Split dataframe using two columns of data and apply common transformation on list of resulting dataframes
Asked Answered
D

3

47

I want to split a large dataframe into a list of dataframes according to the values in two columns. I then want to apply a common data transformation on all dataframes (lag transformation) in the resulting list. I'm aware of the split command but can only get it to work on one column of data at a time.

Driscoll answered 20/1, 2012 at 14:12 Comment(0)
N
77

You need to put all the factors you want to split by in a list, eg:

split(mtcars,list(mtcars$cyl,mtcars$gear))

Then you can use lapply on this to do what else you want to do.

If you want to avoid having zero row dataframes in the results, there is a drop parameter whose default is the opposite of the drop parameter in the "[" function.

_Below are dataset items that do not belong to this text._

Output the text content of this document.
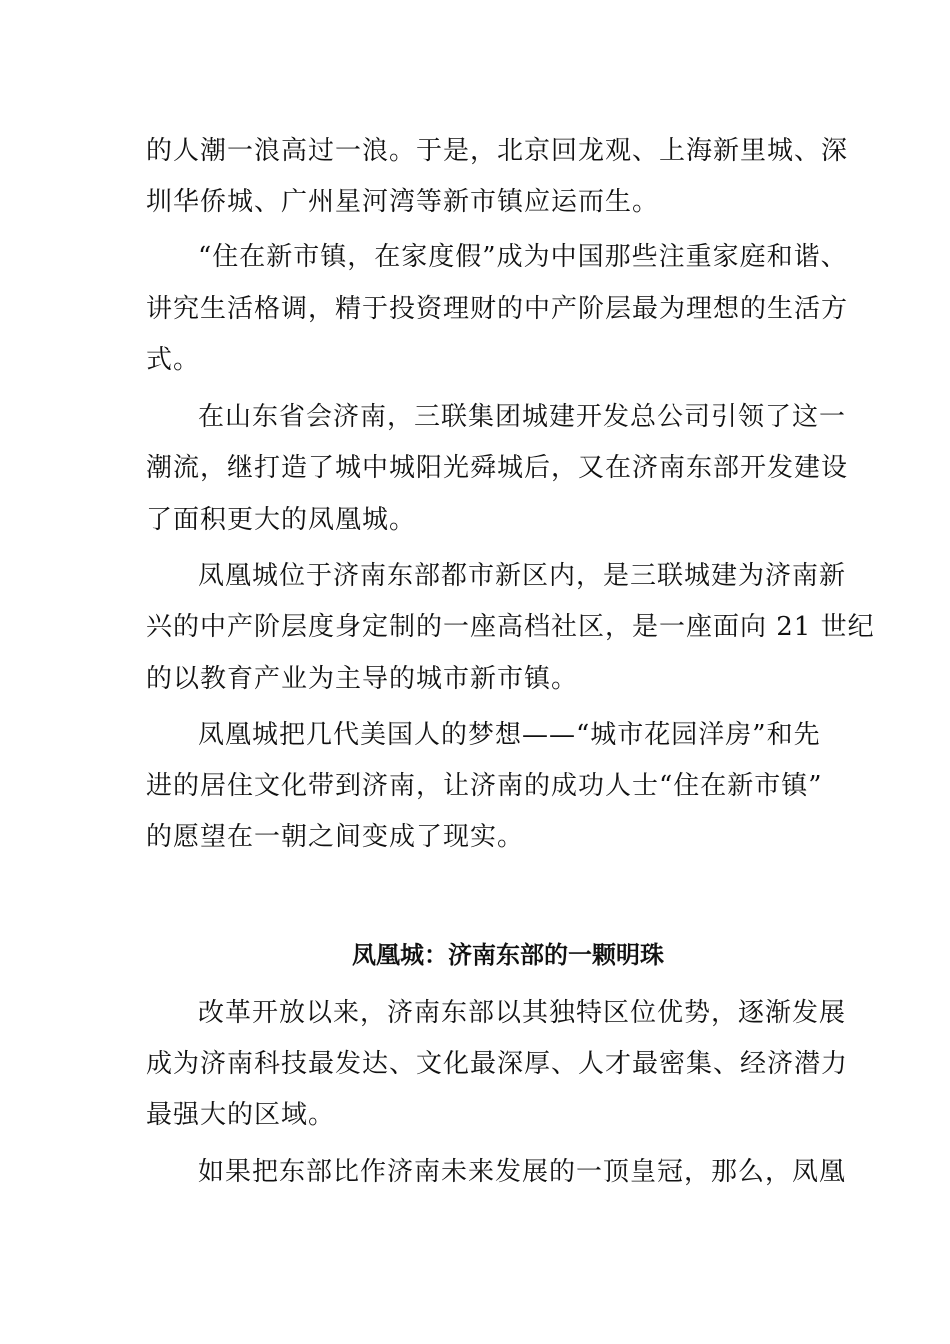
的人潮一浪高过一浪。于是，北京回龙观、上海新里城、深
圳华侨城、广州星河湾等新市镇应运而生。
“住在新市镇，在家度假”成为中国那些注重家庭和谐、
讲究生活格调，精于投资理财的中产阶层最为理想的生活方
式。
在山东省会济南，三联集团城建开发总公司引领了这一
潮流，继打造了城中城阳光舜城后，又在济南东部开发建设
了面积更大的凤凰城。
凤凰城位于济南东部都市新区内，是三联城建为济南新
兴的中产阶层度身定制的一座高档社区，是一座面向 21 世纪
的以教育产业为主导的城市新市镇。
凤凰城把几代美国人的梦想——“城市花园洋房”和先
进的居住文化带到济南，让济南的成功人士“住在新市镇”
的愿望在一朝之间变成了现实。
凤凰城：济南东部的一颗明珠
改革开放以来，济南东部以其独特区位优势，逐渐发展
成为济南科技最发达、文化最深厚、人才最密集、经济潜力
最强大的区域。
如果把东部比作济南未来发展的一顶皇冠，那么，凤凰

split(mtcars,list(mtcars$cyl,mtcars$gear), drop=TRUE)
Natalya answered 20/1, 2012 at 14:46 Comment(0)
G
7

how about this one:

 library(plyr)
 ddply(df, .(category1, category2), summarize, value1 = lag(value1), value2=lag(value2))

seems like an excelent job for plyr package and ddply() function. If there are still open questions please provide some sample data. Splitting should work on several columns as well:

df<- data.frame(value=rnorm(100), class1=factor(rep(c('a','b'), each=50)), class2=factor(rep(c('1','2'), 50)))
g <- c(factor(df$class1), factor(df$class2))
split(df$value, g)
Grassofparnassus answered 20/1, 2012 at 14:44 Comment(1)
Thanks for the answers! Figured out that I needed to put the split variables in a list and that took care of the "splitting" problem using two vars. Read up on the plyr package and it is indeed powerful. Cannot make it do what I want however. Tried this command:llply(1:length(List),function(i){temp<-List[[i]]$a;List[[i]]$b<-append(head(temp,-1),na,after=0)}) and expected to find a new variable 'b' in each dataframe contained in 'List'. The command prints out the result List[[i]]$b on the screen. What have I misunderstood?Driscoll
S
3

You can also do the following:

split(x = df, f = ~ var1 + var2...)

This way, you can also achieve the same split dataframe by many variables without using a list in the f parameter.

Swinger answered 27/7, 2022 at 7:12 Comment(0)

© 2022 - 2024 — McMap. All rights reserved.